Often ill conceived, but not necessraily stupid and certainly not always evil.
As others have said, being homosexual in today’s world is a tough row to hoe for all sorts of reasons. As such there are legitimate reasons why someone could make a rational and moral decision to convert from homosexuality, or to urge someone else to do so. It doesn’t matter whether the reason why being a homosexual is tough is due to things that shouldn’t happen. By all means try to change those things, but we can’t just say they shouldn’t happen so everyone ought to act as if they don’t happen.
To give the obvious analogy, would you say that a black man in 1800 was evil or stupid if he partook of a treatment intended to make him white? Or that anyone who urged him to do so was stupid or evil? I certainly agree that the system that made it desirable was evil and stupid, but people who acknowledge that he would be better off white are not evil or stupid.
I would agree that it is evil and stupid to force or coerce someone into conversion, but the conversion itself coudl very easily be intelligent and moral.
That’s more or less what I was trying to say.

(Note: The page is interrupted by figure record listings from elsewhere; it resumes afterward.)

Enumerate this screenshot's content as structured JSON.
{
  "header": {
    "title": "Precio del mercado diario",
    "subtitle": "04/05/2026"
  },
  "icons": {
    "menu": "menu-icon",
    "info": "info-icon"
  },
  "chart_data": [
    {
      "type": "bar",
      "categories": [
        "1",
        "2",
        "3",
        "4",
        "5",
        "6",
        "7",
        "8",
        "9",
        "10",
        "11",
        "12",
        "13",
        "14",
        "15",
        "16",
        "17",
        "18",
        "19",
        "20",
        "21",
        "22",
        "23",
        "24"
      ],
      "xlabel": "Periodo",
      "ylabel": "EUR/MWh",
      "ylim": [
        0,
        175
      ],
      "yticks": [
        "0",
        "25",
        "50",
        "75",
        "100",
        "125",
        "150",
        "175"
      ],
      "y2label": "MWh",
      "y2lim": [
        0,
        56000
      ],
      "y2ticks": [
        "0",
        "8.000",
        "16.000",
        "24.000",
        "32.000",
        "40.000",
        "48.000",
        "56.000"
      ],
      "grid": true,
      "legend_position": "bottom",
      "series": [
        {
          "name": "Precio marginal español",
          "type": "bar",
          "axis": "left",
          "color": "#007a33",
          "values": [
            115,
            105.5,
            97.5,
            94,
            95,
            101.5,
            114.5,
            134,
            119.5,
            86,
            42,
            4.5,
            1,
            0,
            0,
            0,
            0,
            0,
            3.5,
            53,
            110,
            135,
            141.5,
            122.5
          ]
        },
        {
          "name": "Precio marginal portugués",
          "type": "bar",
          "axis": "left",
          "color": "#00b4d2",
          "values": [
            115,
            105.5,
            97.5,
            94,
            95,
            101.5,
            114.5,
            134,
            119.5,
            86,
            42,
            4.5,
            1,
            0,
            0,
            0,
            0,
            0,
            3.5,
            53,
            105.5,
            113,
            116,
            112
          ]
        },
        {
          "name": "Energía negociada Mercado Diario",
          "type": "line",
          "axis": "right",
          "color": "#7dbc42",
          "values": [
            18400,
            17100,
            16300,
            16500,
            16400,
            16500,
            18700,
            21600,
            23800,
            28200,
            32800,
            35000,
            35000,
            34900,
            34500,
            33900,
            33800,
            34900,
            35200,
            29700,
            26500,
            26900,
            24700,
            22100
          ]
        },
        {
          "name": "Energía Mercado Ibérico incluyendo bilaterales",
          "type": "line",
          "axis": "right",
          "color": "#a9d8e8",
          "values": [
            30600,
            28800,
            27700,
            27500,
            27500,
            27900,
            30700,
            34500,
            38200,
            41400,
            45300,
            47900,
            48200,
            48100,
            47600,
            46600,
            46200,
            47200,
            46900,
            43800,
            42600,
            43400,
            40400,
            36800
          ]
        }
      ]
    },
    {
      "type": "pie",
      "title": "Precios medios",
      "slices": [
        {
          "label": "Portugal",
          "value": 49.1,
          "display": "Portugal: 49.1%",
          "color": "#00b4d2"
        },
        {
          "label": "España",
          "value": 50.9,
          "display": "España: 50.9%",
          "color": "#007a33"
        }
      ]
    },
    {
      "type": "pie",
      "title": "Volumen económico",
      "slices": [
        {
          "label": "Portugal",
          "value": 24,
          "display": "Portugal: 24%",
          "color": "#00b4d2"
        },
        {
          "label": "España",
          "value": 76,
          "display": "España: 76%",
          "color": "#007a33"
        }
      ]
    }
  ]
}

It’s not stupid or evil to try to change yourself if that’s what you really want to do, but it is if you try to impose such a change on someone else.
In practical terms, I don’t believe there’s much in the way of altruistic effort to ‘convert’ homosexuals abroad in the world right now - it might be dressed up that way to try to look respectable, but I’m pretty sure that not far below the surface, it’s often just a seething mass of hatred, intolerance and fear.
Interesting post, Scylla.
Regards,
Shodan
While I do not personally believe that homosexuality is a choice, I do think that the science on sexual orientation as genetic/prenatal is nowhere near definitive as yet.
That being said, I do think that the homosexual/social liberal community (“HSLC”) glommed on to the “homosexuality is not a choice” paradigm much too readily, particularly as the paradigm was adopted well before there was any significant scientific evidence supporting it. In doing so, the HSLC has effectively surrendered the moral high ground to the social conservatives. The section of your post I quote demonstrates the point: implicit in it is the assumption that, if homosexuals had a choice, they would all be straight, as the better (or at least easier) sexual orientation.
This is a self-hating paradigm (a little too strong, but I’m blanking on the proper language at this pre-coffee time of day). Further, it is a dangerous paradigm: it is disturbingly close to the disease paradigm, and it, potentially, can have real negative effects, including the not-too-far-off possibility of genetic testing and selective abortion of fetuses with the “gay gene”, if it is ever identified.
IMO, it is much better to view homosexuality, if not as a valid choice (which, I believe, the science will disprove), at least as a valid option. A better paradigm is to view the causes of homosexuality as irrelevant, that it doesn’t matter if a person is homosexual due to personal choice or genetic predisposition.
Sua
“Out there” on the SDMB, maybe not. “Out there” in the world at large, absolutely. For example, how about a man from one of those Sudanese tribes that fattens their wives up (with camel milk, IIRC) to levels a European or American would consider borderline morbidly obese?
To say that your sexuality can’t be affected by your environment and experiences doesn’t make much sense. What is so sacred about sexuality that makes it different from every other aspect of your personality?
That’s the thing - not the notion that sexualilty/sexual response is very considerably ingrained/innate, but the assertion “Nothing about sexual response is a choice.”
I don’t think there’s any other human behaviour (ones where differences exist from one person to the next, so not ‘breathing’) where it could be said nothing about this is a choice. So why is sexual response different? It isn’t.